The gluten-free diet has traditionally depended on starch from rice, corn, and potatoes. Food makers have also learned how to use xanthan and guar gums to replace gluten’s elasticity: a common complaint about gluten-free baked goods is that they are powdery. But these formulations can also leave diets short of fiber and B vitamins. Melinda Dennis, the nutrition coordinator at the Beth Israel Deaconess Medical Center Celiac Center, encourages patients to eat foods made with unconventional but nutritionally well-rounded substitutes, including amaranth, buckwheat (no relation to wheat), millet, quinoa, sorghum, and teff. She calls them the “super six” because of their high vitamin and fiber content.

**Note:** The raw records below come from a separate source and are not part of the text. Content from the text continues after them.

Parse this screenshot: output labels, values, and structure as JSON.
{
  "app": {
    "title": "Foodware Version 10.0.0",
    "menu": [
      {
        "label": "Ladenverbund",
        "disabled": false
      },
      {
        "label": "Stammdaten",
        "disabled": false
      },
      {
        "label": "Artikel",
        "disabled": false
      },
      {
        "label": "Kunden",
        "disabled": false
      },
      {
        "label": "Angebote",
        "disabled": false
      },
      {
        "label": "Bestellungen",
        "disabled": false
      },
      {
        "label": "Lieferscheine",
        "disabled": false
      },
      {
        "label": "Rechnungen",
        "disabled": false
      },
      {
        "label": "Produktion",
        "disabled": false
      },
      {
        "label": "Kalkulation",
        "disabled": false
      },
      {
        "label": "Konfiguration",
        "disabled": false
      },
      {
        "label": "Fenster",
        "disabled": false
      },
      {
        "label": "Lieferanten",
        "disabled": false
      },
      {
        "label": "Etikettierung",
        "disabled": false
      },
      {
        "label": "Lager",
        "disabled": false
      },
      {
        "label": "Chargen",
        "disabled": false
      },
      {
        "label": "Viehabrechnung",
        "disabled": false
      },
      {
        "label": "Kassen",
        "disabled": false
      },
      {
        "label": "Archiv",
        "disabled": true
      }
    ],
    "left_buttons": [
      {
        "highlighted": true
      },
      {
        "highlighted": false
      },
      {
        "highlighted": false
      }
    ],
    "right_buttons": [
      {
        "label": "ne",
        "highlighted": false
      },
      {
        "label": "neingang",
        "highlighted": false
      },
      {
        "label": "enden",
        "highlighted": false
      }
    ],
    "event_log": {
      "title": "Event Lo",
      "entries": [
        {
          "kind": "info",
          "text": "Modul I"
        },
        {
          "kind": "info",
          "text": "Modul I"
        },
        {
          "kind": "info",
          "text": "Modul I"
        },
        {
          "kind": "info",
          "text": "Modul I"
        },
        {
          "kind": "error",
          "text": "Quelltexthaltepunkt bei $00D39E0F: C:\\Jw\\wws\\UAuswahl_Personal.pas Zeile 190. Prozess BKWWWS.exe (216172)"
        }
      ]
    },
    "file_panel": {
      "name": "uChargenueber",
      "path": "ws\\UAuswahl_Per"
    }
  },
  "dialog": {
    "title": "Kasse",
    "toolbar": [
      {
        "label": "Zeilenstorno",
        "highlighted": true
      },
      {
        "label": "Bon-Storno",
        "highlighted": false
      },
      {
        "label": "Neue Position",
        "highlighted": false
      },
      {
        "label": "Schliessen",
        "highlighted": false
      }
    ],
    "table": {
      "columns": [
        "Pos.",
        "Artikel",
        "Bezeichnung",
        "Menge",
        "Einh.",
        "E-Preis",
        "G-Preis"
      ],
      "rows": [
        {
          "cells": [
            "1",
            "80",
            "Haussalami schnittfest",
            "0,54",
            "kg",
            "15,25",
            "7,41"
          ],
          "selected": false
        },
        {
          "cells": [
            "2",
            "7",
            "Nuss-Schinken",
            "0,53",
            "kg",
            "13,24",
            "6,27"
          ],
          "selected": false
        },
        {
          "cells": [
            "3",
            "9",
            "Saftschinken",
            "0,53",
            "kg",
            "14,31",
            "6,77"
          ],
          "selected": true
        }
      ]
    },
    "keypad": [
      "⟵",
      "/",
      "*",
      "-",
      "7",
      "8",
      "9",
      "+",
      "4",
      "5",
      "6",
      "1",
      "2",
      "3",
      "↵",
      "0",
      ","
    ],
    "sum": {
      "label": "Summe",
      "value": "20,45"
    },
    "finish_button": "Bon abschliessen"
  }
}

Eating out is one of the biggest issues for people with gluten problems, says Dennis. Vegetables get contaminated because they are steamed over pots of pasta water. Fish and chicken are floured to hold seasonings. But many restaurants are beginning to offer gluten-free items. And there are some celiac-friendly cuisines, even if they are not overtly gluten-free. Dennis put Ethiopian (which uses teff), Indian, Mexican, and Thai in that category.